Heathrow Airport strikes: One million passengers could be affected
A trade union has threatened to disrupt the summer holidays of millions of Britons with plans to “shut down” Heathrow.
As many as 4,000 staff are planning to hold strikes on two of the airport’s busiest weekends of the year, which will lead to cancelled flights and huge queues. Ministers have called on the organisers to “think twice” before ruining people’s breaks.
The strikes, planned by Unite following a pay dispute with airport bosses, will take place on the first weekend of the holidays for most schools and across the August bank holiday weekend.
Chris Grayling, the Transport Secretary, said: “Whatever the rights and wrongs of a dispute, there can’t be any justification for actively trying to disrupt people’s summer holidays at such a busy time of year.
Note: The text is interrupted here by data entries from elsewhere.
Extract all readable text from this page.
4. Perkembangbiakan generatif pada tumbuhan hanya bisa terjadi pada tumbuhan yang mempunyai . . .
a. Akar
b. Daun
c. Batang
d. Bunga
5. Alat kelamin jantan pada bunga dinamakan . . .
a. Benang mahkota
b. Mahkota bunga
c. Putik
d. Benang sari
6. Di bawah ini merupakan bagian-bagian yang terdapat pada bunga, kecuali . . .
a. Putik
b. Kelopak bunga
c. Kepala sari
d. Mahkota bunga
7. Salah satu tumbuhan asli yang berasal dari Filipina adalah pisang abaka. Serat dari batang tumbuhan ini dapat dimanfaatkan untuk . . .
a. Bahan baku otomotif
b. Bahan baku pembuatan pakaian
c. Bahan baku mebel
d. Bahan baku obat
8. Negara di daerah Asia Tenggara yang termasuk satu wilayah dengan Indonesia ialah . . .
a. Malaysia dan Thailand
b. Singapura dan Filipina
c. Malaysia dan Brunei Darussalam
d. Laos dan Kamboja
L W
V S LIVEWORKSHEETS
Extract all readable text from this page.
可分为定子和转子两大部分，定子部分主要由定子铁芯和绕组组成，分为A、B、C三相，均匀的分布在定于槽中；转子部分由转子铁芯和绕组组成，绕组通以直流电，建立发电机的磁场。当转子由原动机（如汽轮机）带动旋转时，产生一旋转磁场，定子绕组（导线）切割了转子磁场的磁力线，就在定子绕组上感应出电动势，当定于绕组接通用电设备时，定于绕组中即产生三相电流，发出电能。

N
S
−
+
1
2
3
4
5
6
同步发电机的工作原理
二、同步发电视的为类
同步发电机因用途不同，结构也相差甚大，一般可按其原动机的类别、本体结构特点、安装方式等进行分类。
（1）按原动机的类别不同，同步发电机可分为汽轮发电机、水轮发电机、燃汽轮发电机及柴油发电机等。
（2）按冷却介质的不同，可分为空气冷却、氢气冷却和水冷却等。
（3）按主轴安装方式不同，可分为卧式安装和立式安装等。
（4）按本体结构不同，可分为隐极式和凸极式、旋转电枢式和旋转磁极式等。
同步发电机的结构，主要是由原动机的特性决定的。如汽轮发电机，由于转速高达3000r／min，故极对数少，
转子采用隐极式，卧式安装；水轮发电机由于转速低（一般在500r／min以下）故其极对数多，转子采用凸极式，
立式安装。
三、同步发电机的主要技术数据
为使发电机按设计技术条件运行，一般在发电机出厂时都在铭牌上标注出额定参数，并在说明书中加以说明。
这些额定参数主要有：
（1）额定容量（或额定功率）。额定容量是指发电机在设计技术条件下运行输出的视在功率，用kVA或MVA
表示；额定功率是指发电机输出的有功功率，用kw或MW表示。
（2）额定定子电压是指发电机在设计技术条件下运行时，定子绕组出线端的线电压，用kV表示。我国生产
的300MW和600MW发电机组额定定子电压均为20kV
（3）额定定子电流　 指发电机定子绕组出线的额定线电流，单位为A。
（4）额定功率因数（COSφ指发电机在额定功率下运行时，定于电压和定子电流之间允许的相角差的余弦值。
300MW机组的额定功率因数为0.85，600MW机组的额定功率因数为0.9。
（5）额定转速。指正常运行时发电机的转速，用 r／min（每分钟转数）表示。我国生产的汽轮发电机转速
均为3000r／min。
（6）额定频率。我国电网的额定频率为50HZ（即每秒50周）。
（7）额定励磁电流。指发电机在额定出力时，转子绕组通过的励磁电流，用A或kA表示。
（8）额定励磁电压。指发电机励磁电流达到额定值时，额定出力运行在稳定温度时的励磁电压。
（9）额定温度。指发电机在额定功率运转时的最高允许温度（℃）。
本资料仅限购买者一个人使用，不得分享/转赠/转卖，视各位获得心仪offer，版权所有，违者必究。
“I hope the unions will think twice before going ahead with these disputes and undermining people’s summer.”
Mr Grayling said he had not been asked to intervene and that the dispute was entirely a matter for Heathrow, as a private company.
The strikes would be spread across six days, and are expected to affect more than a million people.
Steve Double, the Tory MP who sits on the Commons transport committee, said: “Disrupting families going on their summer holidays is not a great way to engender support for those seeking pay rises.
“There are other means of negotiation than hitting families during the peak holiday period. I would hope the unions take a common sense approach and not disrupt at the busiest time of the year.”
Robert Courts, another MP on the committee, said: “Any attempt to shut down the UK’s biggest airport at such a busy time, to cause maximum disruption and travel misery, can only be seen as a slap in the face to the British public, who deserve better treatment.”
Last year, Heathrow had its busiest day on record on the last weekend of July, with 261,909 passengers passing through it. The airport said it would ensure it remained open and that contingency plans would be in place, but the prospect of strikes is likely to raise fears of similar chaos last seen over Christmas when drones grounded planes for three days at Gatwick.
The announcement follows 17 days of planned strike action at Stansted airport, due to start on July 25. Forty-three check-in staff, working on behalf of EasyJet, will go out on strike over pay, which could also affect “thousands” of passengers, Unite said.